Building something like that is one of those exercises where you worry about all kinds of scalability issues instead of just trying to build something and refactor when you fail the first time. That's why it took me so long to just try something. Eventually I passed that brain block and wrote something, which predictably sucked. I kept refactoring until I had a workable solution.

The solution went like this. Find all of the words in a topic, toss out junk words like "the" and other things people won't search for, and score them based on frequency. Bonus points if it lived in the topic's title. Then save the words, along with their topic ID and score.

To search, simply find the topics that rank highest by averaging the rank for each word. There is an absolutely horrible query built ad-hoc in the data query that does it. It's partly ugly because it has to page the data, so there are some weird common table expressions being formed. It's so hard to read that I'm not even sure where I'd start to refactor it! But despite this, it works surprisingly well.

I think the one thing I'd tweak is the scoring, but aside from that the searching part works pretty well. I'm sure that I'm not the first to think of it. The joy comes from the fact that SQL Server is fast enough to get the work done. One of these days I'll see if I can get a guru to look harder at it and see how it can be made even faster.

8 Comments

  • Indexing can be one of the most challenging things I've come across when trying to come up with a "home-brew" method. If you'd really like to run it past some guru's, we have a couple of SQL Server MVP's (along with some other very talented SQL folk) over the LessThanDot arena (http://forum.lessthandot.com/viewforum.php?f=17) who would love the challenge of looking over it and looking for improvements (I'd be very surprised if they couldn't tweak it!). I hope you consider posting it there as a bit of a challenge for us!

  • Isn't that algorithm basicly doing what full text search indexing is doing as well?
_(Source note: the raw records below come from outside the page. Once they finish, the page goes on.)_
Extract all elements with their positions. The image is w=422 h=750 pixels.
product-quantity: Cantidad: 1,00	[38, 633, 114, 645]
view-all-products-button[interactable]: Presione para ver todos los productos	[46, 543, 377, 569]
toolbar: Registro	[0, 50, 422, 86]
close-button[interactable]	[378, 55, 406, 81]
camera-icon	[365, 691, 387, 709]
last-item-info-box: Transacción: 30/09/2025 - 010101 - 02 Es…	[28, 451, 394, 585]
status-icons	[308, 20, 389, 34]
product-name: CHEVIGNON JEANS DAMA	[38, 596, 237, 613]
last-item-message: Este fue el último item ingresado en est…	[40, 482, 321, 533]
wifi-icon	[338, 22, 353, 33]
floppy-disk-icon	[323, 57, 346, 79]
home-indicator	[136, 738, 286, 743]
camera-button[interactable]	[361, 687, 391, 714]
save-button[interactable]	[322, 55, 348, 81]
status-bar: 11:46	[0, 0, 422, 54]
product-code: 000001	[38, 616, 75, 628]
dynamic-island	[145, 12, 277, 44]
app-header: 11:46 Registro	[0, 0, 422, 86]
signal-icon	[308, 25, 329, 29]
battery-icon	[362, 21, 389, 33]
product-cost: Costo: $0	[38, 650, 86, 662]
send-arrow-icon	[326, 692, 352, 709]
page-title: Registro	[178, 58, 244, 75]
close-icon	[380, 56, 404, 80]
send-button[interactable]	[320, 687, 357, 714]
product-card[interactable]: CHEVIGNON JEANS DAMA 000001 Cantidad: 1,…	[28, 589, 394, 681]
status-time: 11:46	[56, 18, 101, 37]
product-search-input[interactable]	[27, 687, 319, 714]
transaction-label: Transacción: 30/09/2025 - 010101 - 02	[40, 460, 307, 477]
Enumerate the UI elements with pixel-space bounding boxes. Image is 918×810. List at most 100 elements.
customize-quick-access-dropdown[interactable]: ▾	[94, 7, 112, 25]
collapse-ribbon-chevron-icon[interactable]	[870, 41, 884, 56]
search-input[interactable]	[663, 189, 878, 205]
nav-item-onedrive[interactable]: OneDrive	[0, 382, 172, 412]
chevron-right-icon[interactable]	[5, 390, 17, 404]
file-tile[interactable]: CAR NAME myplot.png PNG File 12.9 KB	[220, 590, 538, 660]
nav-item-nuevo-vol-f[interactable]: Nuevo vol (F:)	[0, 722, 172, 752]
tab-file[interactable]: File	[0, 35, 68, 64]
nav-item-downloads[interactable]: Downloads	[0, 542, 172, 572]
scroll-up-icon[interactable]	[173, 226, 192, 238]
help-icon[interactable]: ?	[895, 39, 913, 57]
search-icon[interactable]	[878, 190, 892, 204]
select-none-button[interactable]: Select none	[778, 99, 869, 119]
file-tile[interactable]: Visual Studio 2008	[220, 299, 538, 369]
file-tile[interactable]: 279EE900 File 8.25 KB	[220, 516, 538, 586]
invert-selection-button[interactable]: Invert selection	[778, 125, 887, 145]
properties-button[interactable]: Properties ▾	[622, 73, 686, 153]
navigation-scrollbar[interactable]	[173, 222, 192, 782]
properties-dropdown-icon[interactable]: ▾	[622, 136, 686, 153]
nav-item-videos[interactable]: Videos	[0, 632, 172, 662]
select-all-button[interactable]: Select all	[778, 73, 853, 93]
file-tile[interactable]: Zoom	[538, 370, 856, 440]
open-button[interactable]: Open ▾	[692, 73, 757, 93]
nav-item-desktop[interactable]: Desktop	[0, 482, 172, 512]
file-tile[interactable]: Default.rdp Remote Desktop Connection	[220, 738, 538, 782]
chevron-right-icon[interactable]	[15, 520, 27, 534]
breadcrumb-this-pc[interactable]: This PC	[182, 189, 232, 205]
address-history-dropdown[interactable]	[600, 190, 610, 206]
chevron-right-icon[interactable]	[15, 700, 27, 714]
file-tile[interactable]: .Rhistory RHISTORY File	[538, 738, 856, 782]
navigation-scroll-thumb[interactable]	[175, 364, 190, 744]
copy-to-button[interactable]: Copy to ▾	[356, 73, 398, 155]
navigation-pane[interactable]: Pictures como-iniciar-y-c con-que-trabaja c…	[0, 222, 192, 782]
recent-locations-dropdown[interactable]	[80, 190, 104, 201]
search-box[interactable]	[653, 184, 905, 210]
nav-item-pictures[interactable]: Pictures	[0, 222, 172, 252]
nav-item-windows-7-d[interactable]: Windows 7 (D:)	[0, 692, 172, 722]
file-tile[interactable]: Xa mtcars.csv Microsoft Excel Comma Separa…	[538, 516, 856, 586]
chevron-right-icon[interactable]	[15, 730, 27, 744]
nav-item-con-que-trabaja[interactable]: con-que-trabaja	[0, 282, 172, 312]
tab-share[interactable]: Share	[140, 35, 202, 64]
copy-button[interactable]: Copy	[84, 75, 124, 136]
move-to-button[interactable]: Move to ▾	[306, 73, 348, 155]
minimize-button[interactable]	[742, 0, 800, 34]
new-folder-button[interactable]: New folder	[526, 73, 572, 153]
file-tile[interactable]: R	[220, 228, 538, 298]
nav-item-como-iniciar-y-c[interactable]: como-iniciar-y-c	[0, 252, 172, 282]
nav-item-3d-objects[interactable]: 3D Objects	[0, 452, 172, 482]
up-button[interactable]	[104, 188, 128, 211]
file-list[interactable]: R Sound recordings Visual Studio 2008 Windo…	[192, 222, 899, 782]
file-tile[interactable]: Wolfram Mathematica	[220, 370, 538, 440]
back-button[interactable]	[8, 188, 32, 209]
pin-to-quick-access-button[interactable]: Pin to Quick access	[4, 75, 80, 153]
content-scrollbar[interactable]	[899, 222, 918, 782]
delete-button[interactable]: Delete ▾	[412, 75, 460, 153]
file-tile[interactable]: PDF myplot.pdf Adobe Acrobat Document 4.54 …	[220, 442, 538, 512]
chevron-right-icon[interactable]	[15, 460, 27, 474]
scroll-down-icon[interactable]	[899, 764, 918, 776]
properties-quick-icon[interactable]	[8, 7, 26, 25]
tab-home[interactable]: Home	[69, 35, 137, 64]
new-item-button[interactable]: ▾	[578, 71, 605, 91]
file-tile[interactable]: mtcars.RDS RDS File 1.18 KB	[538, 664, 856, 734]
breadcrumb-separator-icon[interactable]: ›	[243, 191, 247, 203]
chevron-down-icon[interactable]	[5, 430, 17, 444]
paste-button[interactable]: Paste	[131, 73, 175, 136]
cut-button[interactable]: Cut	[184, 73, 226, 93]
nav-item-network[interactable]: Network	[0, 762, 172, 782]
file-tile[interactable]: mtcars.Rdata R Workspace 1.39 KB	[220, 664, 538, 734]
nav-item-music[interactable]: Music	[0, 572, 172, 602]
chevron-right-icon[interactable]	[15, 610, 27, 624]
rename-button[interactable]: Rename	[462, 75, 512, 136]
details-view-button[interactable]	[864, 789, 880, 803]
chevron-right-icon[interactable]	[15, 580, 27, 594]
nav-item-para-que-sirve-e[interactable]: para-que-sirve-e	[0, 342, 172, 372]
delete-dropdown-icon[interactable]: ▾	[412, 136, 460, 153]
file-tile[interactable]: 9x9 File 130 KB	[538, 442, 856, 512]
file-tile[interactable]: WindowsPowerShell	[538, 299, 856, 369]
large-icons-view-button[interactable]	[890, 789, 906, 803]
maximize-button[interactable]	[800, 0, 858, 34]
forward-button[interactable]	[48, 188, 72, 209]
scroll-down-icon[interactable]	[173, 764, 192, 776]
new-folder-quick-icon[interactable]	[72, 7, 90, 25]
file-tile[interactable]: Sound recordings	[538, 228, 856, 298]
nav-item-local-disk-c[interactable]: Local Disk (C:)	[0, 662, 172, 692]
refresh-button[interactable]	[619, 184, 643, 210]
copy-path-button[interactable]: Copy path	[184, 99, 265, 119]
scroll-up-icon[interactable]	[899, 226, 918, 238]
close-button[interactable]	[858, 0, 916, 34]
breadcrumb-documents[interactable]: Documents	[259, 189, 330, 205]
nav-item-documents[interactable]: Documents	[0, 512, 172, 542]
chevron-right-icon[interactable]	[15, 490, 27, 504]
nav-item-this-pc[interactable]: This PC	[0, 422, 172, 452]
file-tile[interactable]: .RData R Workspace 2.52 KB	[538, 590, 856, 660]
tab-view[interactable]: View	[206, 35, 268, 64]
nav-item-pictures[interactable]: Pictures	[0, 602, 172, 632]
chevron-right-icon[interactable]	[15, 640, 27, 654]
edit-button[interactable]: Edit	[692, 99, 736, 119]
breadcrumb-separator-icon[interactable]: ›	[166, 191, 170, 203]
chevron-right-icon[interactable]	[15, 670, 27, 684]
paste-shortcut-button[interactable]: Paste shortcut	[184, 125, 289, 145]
    I don't have problems with full text search in sqlserver, though you might want to give the sqlserver engine enough system memory to keep the index in-memory completely.

    There's been a lot of research in this area in the past decades, as well as many ideas how to do the perfect search engine. IMHO, re-doing it with a home-brew algo is nice for times when you've nothing better to do or are just interested, but if you have to solve the problem for a system to be released, I'd say pick one algo from the shelve, or an engine ready to use and use that one instead.

  • Well, just because you don't have problems with it doesn't make my experience go away. The results were consistently irrelevant and it was a resource hog.

    I'm all for "getting real" and deploying product, but exercises like this (which amounted to a day or two of work three years ago) to me seems like time well spent.

  • Which SQL Server version were you using? I believe 2008 has FT enhancements.

  • When I started it was 2000, but these days I use 2005. I don't encounter a lot of people using 2008 yet.

  • Did you try Lucene.NET?

  • Nope. Again, I have a solution that I'm content with.

  • I realize you have a solution that you like, but I think SSIS's term generation deserves a quick plug here. It has several options for what to consider a term and how to score them. We use term frequency / inverse document frequency for our automatic tag cloud term generation. Hmm, maybe I should throw up a post about this.

Comments have been disabled for this content.